Evidence for organometallic intermediates in bacterial methane formation involving the nickel coenzyme F₄₃₀.

Abstract

Bioorganometallic chemistry underlies the reaction mechanisms of metalloenzymes that catalyze key processes in the global carbon cycle. Metal ions that appear well suited for the formation of metal-carbon bonds are nickel, iron, and cobalt. The formation and reactivity of alkylcobalt species (methylcobalamin and adenosylcobalamin) at the active sites of B₁₂-dependent methyltransferases and isomerases have been well studied and serve as models to guide hypothesis for how organometallic reactions occur in other systems. This review focuses on methyl-coenzyme M reductase (MCR), which is responsible for all biologically produced methane on earth. At its active site, this enzyme contains a nickel corphin (F₄₃₀), which bears similarity to the cobalt corrin in cobalamin (B₁₂). Several mechanisms have been proposed for the MCR-catalyzed reaction, and a methylnickel species is a central intermediate in all but one of these mechanisms.

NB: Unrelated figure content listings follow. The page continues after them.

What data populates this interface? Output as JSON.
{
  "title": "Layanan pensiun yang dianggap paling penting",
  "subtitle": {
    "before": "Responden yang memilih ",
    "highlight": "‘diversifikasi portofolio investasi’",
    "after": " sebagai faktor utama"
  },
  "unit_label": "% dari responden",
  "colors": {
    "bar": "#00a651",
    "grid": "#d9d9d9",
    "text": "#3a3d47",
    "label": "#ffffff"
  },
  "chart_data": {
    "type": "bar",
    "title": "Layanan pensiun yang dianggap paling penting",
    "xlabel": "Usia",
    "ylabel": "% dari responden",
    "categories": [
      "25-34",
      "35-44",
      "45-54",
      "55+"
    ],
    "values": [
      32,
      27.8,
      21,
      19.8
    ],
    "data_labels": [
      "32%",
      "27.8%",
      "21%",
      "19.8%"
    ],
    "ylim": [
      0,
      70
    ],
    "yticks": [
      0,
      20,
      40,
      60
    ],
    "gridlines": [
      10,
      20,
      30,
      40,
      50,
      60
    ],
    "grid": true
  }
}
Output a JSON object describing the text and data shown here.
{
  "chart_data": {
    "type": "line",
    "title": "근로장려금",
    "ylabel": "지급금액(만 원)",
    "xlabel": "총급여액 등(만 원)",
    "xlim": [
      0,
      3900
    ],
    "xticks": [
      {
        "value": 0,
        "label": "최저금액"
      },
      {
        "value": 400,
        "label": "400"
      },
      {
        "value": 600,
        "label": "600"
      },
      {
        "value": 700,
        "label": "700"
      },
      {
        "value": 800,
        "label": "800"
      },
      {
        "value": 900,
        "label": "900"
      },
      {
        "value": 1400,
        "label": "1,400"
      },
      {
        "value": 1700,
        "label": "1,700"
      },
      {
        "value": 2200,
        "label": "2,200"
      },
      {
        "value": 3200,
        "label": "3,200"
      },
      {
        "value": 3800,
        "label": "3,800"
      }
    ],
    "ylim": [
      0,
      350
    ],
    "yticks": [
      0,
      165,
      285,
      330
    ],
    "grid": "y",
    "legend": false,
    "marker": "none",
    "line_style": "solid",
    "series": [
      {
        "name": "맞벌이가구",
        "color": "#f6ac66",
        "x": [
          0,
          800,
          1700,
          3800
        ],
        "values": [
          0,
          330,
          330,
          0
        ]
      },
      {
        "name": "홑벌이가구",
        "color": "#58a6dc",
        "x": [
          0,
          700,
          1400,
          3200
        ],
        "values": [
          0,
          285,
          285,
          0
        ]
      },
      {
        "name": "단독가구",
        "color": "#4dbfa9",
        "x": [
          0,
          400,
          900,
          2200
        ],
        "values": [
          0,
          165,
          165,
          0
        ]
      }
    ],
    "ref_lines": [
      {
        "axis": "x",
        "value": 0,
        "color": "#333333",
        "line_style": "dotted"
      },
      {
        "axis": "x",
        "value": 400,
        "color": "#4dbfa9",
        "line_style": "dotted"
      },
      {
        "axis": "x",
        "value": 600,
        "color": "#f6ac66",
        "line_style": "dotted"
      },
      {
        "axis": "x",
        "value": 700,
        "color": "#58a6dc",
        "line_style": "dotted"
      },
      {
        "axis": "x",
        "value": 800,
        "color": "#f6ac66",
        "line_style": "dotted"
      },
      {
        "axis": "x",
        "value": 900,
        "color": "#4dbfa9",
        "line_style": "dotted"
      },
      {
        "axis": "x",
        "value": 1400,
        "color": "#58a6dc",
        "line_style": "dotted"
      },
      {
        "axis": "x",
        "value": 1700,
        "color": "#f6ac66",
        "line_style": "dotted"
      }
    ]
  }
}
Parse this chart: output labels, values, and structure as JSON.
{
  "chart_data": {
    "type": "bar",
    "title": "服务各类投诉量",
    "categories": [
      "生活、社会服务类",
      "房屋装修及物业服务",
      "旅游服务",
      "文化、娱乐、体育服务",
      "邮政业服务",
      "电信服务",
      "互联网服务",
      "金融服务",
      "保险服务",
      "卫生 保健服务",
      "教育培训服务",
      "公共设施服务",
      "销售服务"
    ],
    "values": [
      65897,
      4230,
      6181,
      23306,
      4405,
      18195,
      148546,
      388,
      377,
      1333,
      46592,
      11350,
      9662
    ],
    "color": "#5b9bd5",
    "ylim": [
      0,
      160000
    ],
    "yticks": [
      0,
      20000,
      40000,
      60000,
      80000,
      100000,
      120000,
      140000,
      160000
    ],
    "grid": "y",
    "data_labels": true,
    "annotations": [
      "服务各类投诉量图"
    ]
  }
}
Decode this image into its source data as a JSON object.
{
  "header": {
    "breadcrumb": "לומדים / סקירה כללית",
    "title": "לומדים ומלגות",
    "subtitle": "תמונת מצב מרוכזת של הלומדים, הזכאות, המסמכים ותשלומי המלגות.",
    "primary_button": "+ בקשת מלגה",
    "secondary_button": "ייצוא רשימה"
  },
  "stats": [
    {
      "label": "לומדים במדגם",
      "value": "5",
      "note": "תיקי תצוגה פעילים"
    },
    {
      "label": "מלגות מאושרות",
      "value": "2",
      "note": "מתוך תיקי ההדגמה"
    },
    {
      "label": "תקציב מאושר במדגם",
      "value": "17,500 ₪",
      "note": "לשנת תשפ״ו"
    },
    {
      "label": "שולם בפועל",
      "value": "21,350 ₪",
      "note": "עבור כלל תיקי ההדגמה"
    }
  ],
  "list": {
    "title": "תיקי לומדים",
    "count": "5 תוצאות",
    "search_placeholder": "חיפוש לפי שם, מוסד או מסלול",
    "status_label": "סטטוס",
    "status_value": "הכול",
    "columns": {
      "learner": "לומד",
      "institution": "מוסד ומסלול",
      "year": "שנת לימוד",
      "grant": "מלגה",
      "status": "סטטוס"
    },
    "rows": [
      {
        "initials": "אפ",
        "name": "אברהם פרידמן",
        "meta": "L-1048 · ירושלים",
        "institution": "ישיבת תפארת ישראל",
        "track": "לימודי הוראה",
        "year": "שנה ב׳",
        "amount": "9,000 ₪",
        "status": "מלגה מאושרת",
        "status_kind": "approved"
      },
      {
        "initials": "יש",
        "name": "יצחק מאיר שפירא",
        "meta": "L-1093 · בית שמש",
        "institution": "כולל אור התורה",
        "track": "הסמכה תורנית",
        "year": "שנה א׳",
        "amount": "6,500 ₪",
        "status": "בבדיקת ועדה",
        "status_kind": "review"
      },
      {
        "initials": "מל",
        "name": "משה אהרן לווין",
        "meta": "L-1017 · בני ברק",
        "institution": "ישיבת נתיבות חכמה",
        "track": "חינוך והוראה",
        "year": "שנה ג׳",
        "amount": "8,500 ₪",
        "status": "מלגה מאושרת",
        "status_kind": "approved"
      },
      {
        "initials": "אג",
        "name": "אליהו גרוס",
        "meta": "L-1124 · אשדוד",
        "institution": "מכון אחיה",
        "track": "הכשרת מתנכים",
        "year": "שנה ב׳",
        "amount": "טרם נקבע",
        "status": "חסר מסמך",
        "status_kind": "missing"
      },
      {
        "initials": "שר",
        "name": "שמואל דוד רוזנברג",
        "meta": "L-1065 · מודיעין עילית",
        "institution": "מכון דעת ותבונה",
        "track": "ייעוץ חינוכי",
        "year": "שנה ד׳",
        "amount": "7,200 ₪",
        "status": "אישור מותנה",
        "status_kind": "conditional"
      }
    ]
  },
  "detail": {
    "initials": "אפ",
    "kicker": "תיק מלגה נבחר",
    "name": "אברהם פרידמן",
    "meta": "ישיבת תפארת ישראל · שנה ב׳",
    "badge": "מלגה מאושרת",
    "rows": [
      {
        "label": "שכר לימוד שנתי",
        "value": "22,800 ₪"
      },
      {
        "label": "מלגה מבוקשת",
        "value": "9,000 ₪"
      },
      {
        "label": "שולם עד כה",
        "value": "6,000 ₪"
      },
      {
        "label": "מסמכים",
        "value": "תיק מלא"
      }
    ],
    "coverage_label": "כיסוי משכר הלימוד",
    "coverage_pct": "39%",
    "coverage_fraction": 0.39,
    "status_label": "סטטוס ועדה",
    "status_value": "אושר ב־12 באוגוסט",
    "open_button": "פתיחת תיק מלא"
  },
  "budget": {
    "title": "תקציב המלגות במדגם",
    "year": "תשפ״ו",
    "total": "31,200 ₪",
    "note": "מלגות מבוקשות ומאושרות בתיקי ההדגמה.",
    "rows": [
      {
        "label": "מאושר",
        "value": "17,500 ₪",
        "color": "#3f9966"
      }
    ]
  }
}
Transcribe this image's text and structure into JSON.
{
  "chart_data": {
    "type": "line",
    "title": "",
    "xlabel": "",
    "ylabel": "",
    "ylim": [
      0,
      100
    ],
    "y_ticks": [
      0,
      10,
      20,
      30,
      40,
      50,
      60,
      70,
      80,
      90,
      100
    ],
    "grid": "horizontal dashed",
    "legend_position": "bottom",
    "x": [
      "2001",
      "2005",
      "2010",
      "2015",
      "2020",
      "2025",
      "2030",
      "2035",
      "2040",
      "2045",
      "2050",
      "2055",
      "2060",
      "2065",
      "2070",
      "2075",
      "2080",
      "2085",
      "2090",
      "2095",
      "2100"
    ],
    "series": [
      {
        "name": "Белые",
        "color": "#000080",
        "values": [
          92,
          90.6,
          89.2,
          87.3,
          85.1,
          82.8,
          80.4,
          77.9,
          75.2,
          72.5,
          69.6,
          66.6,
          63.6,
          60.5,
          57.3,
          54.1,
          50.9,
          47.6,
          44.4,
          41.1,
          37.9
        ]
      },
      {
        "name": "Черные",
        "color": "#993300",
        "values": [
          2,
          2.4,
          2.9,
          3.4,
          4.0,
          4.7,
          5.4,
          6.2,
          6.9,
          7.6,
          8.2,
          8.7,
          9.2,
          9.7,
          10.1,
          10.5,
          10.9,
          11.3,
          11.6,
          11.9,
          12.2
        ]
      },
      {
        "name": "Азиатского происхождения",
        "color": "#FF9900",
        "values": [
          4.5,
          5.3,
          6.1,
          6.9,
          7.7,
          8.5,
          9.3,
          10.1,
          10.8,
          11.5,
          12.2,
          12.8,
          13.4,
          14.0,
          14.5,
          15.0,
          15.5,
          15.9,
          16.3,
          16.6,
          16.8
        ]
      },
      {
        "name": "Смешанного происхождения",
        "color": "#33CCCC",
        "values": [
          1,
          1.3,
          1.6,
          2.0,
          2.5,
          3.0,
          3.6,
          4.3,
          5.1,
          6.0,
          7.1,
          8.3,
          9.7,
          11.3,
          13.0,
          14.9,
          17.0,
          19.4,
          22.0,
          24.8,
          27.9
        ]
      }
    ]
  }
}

After introducing some important concepts of bioorganometallic chemistry and describing methanogenesis and some of the key properties of MCR, this review discusses research that has led to the generation and characterization of alkylnickel species in MCR and in model complexes related to F₄₃₀. Then, the focus shifts to the reactions that these alkylnickel species can undergo both in the enzyme and in bioinspired models: protonolysis to form alkanes and thiolysis to form thioethers, including methyl-SCoM (the natural methyl donor for MCR). Throughout, results are discussed in relation to the proposed models for the MCR mechanism.